Tutto cominciò a mutare da quando lei fece il ministro delle Comunicazioni nel governo Berlusconi 2001-2005. Poi ci fu il famoso colloquio al bar fra lei, La Russa e Matteoli in cui criticavate il leader...
«Il problema vero è che io sono rimasto sulle posizioni che abbiamo sempre espresso: Lui invece è diventato un innovatore, ha cambiato idea su tante cose. Con pieno diritto, beninteso». Ora lei è più «di destra»? «Io sono per la difesa della famiglia, per la tutela delle forze dell’ordine, per il diritto alla vita, contro l’immigrazione clandestina». Fini, da parte sua... «Eh, il caso Englaro, il diritto di voto agli immigrati, il sì al referendum sulla fecondazione artificiale... Ma se un capo di partito cambia idea, dirigenti e militanti devono adeguarsi? Mi sembra uno scenario alla Orwell».
Fini ha detto a Berlusconi che gli ex di An che ricoprono ruoli nel partito e nel governo sono stati «comprati», ormai «al servizio» del presidente del Consiglio.
«Diciamo che credo alle smentite e penso che siano frasi mai pronunciate».
Fra le richieste di Fini ci sarebbe la sostituzione degli uomini che oggi occupano il 30 per cento di «quota An» nelle cariche. La Russa si è detto pronto a un passo indietro, se Berlusconi lo chiede.
«Nessuno detiene l’esclusiva del 30 per cento. In quella quota, stabilita alla fondazione del Pdl, sono comprese idee e uomini che furono di An». Lei farebbe un passo indietro? «Se si tratta di "salvare la patria", cedo il posto di capogruppo al Senato. Non contano però solo i patti, ci vuole anche il consenso. E credo che oggi sarei rieletto dai senatori pdl con un plebiscito».

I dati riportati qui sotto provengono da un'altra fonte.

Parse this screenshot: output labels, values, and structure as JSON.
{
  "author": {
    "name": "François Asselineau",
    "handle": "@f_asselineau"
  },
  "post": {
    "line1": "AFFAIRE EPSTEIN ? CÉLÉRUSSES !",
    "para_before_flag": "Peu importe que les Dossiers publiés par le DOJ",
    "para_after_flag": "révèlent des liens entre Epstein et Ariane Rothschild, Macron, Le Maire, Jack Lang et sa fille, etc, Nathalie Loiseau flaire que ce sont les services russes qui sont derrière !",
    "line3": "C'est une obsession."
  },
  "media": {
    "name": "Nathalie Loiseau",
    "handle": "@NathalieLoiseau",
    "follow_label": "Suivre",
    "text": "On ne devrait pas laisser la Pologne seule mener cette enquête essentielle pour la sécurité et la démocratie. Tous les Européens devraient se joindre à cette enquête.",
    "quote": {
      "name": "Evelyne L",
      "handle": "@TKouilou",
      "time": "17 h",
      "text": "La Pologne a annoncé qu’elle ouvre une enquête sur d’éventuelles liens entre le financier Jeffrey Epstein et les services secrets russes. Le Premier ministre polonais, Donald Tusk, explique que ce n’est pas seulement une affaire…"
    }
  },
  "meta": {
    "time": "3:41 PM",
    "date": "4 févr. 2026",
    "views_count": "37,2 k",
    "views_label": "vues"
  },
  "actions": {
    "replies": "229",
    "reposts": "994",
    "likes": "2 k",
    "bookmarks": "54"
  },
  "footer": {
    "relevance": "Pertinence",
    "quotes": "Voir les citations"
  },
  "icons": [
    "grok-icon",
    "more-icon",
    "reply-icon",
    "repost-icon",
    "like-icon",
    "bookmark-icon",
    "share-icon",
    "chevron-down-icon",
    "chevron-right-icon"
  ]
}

C’è un futuro per Fini e i «finiani»?
«Se andranno alla scissione, questo porterà alla crisi e alle elezioni. E di solito chi crea rotture paga un prezzo pesante. Ma io mi auguro che non ci saranno scissioni, come scrivono anche i 14 senatori pdl che si sono riuniti a pranzo e hanno firmato un documento equilibrato: lo potrei sottoscrivere».
In quel documento si chiede più dibattito interno al Pdl.
«Questa è la strada. Ma non è vero che Berlusconi non discuta. Per esempio, non voleva accordi con l’Udc, non voleva la candidatura Polverini: ma ha ascoltato e cambiato idea. Però Fini ha ragione a lamentarsi per la consegna a Napolitano della bozza sulle riforme, senza che lui ne sapesse nulla».
Ci sono anche problemi personali fra Fini e Berlusconi?
«I due sono molto differenti. Berlusconi tende a mescolare rapporti personali e rapporti politici. Fini è freddo. Poi, forse Fini vive l’esperienza da presidente della Camera come limitativa. fisiologico che un leader curi le sue prospettive future, e l’ultima vittoria della Lega lo ha messo in grande allarme».
Possono aver pesato i servizi di «Striscia la notizia» su Elisabetta Tulliani, la compagna di Fini? O i continui attacchi del «Giornale»?
«Non aiutano la comprensione reciproca».